A number of related questions has been asked and answered, addressing specific elements of interception:

A fighter wouldn't shoot at a private or commercial aircraft without intent to (potentially) kill. Any projectile damage to an aircraft is potentially fatal, due to how it can interact with the pilot's control inputs, even if one had a precise weapon.

Modern fighters guns generally use HE/HEI rounds, which have an explosive filling and produce fragmentation from the shell. There is no way to ensure a hit on just one and only one piece of a plane with such a round. Any fragment hitting the pilot can be lethal, and the pilot's dead body can finish the job of crashing the plane.


You are not going to be able to specifically target something as small as a C-172's engine or propeller with an F-16's gun. Even an actual sniper wouldn't be able to hit a moving target that small from a moving platform. If the F-16 even tries it, then they almost certainly will wind up shooting the plane down.
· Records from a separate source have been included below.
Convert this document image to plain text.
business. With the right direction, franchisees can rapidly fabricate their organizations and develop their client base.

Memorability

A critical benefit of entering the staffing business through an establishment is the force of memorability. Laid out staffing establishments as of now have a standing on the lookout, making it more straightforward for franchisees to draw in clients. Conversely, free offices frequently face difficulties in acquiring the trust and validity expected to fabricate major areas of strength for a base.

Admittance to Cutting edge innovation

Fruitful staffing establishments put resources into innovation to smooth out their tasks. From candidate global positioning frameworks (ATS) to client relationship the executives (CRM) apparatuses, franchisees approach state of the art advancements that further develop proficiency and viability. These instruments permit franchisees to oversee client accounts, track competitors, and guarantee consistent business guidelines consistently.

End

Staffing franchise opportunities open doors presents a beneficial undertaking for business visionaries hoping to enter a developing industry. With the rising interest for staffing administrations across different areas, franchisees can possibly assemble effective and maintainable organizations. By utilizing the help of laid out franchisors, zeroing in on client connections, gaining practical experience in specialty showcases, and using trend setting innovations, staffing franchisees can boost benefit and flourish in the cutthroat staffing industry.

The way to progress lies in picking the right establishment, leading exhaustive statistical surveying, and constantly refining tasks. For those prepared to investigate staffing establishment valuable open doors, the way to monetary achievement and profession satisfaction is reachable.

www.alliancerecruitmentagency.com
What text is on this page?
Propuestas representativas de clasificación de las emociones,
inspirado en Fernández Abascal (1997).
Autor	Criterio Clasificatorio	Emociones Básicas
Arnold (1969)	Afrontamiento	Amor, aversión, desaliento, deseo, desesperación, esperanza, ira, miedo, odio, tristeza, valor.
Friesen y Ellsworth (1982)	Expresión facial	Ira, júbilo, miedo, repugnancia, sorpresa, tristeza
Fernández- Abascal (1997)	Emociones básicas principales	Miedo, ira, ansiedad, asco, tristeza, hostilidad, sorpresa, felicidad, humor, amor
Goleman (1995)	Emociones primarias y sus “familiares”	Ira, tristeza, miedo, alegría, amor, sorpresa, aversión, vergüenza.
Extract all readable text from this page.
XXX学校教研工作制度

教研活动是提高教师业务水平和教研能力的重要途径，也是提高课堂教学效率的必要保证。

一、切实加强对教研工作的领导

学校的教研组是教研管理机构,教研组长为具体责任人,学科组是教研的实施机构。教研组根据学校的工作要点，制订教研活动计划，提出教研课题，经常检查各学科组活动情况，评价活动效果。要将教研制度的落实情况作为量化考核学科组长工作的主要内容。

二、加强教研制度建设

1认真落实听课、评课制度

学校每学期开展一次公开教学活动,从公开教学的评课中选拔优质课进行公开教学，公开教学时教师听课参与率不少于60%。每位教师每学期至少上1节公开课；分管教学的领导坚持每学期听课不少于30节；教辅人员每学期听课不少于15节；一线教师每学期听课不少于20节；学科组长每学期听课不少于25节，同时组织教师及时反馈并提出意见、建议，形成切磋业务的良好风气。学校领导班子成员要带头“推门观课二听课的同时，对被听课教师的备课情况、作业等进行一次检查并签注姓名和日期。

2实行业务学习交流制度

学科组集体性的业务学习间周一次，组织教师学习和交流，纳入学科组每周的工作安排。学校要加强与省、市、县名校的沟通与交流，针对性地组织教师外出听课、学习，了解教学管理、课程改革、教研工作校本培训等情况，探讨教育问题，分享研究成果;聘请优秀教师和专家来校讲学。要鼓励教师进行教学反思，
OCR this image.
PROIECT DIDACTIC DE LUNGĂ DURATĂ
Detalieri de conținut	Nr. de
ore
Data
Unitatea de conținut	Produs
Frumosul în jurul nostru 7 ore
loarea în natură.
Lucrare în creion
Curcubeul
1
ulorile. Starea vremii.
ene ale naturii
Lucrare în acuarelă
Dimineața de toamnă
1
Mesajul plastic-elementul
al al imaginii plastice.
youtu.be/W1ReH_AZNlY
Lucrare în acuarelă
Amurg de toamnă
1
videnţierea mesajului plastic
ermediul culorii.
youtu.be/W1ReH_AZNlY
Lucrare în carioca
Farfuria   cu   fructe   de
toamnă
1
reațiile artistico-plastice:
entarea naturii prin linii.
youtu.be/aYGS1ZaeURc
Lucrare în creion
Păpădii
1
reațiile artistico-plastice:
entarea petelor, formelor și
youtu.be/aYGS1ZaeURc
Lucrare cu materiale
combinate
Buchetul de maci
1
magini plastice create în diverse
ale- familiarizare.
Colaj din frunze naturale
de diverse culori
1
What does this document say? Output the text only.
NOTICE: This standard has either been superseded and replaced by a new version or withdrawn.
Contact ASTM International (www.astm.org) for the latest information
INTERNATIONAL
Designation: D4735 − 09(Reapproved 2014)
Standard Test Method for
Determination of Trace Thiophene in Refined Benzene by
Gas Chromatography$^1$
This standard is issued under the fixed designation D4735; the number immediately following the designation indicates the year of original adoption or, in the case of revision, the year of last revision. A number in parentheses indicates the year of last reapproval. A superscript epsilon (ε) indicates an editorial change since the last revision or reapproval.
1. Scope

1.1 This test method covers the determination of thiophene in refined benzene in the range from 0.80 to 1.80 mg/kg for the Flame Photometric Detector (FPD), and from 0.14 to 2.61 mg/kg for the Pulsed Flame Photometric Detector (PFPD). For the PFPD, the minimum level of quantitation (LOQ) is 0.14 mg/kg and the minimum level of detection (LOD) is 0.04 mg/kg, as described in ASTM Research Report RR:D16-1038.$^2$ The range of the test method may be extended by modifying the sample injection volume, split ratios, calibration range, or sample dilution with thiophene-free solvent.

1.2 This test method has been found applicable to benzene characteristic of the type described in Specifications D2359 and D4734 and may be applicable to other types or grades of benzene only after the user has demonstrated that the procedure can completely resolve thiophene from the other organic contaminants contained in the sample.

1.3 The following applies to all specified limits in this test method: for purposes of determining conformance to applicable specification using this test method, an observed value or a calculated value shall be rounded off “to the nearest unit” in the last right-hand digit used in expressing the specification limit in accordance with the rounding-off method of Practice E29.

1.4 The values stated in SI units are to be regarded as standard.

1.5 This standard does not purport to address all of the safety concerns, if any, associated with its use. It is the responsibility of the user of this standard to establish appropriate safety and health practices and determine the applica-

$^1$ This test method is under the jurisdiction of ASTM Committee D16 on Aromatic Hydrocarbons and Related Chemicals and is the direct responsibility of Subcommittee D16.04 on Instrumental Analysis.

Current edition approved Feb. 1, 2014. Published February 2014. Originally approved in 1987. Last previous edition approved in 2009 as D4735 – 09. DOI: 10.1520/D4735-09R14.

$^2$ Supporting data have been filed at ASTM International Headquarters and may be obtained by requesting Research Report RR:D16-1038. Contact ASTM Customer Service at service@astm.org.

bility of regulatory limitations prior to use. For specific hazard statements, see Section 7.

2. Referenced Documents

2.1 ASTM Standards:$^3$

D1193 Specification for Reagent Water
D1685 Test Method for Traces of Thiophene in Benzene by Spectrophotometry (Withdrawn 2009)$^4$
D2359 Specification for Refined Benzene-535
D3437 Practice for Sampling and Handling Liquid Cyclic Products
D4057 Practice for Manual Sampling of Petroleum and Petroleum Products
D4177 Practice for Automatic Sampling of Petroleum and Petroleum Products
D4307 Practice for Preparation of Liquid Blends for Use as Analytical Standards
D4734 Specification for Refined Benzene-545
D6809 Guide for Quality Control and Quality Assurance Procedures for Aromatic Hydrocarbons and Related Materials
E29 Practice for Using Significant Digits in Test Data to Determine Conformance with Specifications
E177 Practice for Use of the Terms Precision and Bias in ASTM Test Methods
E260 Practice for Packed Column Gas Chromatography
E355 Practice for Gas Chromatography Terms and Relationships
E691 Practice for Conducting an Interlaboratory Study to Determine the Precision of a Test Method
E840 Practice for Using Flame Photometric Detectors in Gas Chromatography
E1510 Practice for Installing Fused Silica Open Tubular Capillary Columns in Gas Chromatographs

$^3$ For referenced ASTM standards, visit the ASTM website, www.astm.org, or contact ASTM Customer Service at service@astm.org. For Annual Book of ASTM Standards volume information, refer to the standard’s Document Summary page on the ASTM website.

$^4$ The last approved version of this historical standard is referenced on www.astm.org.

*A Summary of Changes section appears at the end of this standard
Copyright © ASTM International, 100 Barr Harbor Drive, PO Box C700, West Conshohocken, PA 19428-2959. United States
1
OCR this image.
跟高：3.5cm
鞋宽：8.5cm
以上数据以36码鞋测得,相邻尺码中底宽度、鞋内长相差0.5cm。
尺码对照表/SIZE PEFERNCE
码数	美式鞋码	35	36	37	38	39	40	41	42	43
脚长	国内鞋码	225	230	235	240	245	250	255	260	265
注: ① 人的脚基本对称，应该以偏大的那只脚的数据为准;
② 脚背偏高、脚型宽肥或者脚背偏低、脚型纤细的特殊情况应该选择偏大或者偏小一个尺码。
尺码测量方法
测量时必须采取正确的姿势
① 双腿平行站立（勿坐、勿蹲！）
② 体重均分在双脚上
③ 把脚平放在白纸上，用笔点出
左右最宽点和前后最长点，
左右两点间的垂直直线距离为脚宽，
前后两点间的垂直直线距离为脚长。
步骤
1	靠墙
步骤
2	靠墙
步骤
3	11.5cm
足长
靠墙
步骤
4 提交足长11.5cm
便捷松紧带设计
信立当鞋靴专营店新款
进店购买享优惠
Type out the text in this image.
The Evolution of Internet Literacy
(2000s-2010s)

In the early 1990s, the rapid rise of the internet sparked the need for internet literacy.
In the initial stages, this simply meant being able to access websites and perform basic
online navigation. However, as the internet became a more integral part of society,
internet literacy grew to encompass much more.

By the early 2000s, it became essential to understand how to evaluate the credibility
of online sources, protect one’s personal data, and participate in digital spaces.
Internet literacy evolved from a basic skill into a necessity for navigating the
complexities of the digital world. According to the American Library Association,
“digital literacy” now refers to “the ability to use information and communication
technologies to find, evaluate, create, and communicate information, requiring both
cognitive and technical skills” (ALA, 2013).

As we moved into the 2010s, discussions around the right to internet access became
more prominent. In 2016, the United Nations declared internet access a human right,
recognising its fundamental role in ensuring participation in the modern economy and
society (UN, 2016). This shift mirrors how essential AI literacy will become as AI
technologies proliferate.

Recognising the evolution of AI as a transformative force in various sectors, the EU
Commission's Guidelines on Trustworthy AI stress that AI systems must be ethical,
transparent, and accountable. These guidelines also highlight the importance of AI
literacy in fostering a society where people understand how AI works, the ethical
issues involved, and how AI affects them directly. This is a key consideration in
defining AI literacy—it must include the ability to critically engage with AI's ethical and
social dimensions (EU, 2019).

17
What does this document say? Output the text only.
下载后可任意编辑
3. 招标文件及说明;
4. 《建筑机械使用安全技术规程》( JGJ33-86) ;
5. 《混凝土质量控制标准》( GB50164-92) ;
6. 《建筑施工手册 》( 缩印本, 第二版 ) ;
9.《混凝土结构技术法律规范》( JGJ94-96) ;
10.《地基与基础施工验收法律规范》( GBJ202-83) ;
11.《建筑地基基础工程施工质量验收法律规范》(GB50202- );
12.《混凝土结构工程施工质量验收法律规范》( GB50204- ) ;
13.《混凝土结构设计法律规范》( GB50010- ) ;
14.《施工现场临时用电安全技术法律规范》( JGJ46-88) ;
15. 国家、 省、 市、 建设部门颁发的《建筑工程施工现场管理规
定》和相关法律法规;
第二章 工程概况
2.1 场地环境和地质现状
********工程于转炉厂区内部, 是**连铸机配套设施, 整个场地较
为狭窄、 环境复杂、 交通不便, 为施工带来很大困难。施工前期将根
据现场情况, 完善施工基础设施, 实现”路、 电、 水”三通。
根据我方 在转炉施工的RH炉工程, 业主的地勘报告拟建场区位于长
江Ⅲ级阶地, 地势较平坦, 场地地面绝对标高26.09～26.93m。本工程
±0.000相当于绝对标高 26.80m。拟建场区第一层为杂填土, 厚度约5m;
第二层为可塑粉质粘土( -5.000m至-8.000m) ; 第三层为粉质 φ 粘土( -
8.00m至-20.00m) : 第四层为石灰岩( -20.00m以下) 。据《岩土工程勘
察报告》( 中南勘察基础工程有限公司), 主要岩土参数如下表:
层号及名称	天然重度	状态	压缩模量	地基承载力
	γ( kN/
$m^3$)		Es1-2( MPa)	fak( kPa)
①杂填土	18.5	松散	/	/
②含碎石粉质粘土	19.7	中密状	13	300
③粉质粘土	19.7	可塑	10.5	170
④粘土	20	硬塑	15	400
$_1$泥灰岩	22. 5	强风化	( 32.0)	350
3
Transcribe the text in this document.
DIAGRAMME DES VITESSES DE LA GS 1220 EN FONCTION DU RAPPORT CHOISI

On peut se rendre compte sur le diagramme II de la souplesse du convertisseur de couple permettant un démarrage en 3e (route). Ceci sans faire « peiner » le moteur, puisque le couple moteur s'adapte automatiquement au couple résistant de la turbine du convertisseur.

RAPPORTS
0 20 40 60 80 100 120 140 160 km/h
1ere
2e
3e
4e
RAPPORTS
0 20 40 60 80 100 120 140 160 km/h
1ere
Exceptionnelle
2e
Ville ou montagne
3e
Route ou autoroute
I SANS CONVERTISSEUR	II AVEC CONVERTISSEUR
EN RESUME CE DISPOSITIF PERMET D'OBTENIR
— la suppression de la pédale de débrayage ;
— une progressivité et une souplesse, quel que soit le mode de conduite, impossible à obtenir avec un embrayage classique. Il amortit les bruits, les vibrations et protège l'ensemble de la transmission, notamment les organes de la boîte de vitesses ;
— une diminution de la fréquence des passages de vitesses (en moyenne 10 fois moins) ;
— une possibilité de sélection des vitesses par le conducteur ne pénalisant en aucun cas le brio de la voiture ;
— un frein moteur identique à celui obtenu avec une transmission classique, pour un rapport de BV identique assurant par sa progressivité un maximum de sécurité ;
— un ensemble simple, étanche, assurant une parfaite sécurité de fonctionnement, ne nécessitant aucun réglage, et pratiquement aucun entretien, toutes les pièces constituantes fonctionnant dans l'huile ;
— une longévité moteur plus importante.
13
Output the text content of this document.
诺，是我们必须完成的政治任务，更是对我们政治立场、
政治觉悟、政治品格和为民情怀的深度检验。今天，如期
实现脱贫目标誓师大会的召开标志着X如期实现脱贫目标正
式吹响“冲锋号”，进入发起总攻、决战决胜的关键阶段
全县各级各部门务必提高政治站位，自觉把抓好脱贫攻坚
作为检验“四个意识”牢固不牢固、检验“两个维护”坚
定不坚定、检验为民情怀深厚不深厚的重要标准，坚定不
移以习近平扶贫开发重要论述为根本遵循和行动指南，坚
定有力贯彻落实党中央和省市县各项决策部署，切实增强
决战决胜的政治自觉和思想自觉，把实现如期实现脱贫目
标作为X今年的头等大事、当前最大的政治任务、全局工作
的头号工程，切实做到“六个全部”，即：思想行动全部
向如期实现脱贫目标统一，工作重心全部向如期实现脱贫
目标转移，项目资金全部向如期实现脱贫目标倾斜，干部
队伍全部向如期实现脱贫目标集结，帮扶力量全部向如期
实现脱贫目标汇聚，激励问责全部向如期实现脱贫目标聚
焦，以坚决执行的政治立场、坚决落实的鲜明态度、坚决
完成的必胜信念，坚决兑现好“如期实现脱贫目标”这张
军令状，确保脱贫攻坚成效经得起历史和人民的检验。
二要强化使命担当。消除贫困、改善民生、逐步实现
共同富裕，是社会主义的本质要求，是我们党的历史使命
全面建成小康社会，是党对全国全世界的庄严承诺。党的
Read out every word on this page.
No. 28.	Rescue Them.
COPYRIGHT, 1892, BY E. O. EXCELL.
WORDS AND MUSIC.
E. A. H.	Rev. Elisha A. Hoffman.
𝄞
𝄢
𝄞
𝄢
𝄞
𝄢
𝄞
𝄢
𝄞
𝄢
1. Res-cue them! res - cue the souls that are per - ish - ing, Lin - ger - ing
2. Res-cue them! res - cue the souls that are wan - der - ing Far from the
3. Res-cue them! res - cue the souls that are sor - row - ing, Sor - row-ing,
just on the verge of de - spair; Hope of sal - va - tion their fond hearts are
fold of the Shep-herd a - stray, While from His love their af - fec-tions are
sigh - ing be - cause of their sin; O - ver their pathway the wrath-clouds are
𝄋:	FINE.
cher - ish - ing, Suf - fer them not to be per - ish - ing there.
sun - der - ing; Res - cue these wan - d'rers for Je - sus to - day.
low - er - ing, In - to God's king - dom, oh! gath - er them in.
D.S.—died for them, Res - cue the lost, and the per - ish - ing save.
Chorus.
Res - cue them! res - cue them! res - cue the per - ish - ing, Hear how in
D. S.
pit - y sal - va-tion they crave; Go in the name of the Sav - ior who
A similar situation exists with trying to force them down with your jetwash. Sure, it can cause them to lose altitude, but only for a short period of time. The other airplane could easily gain back the lost altitude and then some while you're repositioning for the next attempt. Even if there was some way to keep the other airplane in your jetwash for a long time, that would just result in them smashing into the ground rather than landing.

So, no, there's no way to physically force another airplane down without killing it. You can threaten them over the radio, fire warning shots, etc., but if they ignore the warnings, your only choice is whether or not to follow through with the threat.

For larger commercial jets, the situation is slightly better, but not much. An F-16 at point-blank range could conceivably hit just an engine with their gun. But there's still a huge risk that stray bullets or debris from the engine itself could tear up the wing, disable flight control surfaces, or pierce hydraulic lines. So, still pretty likely to result in a crash.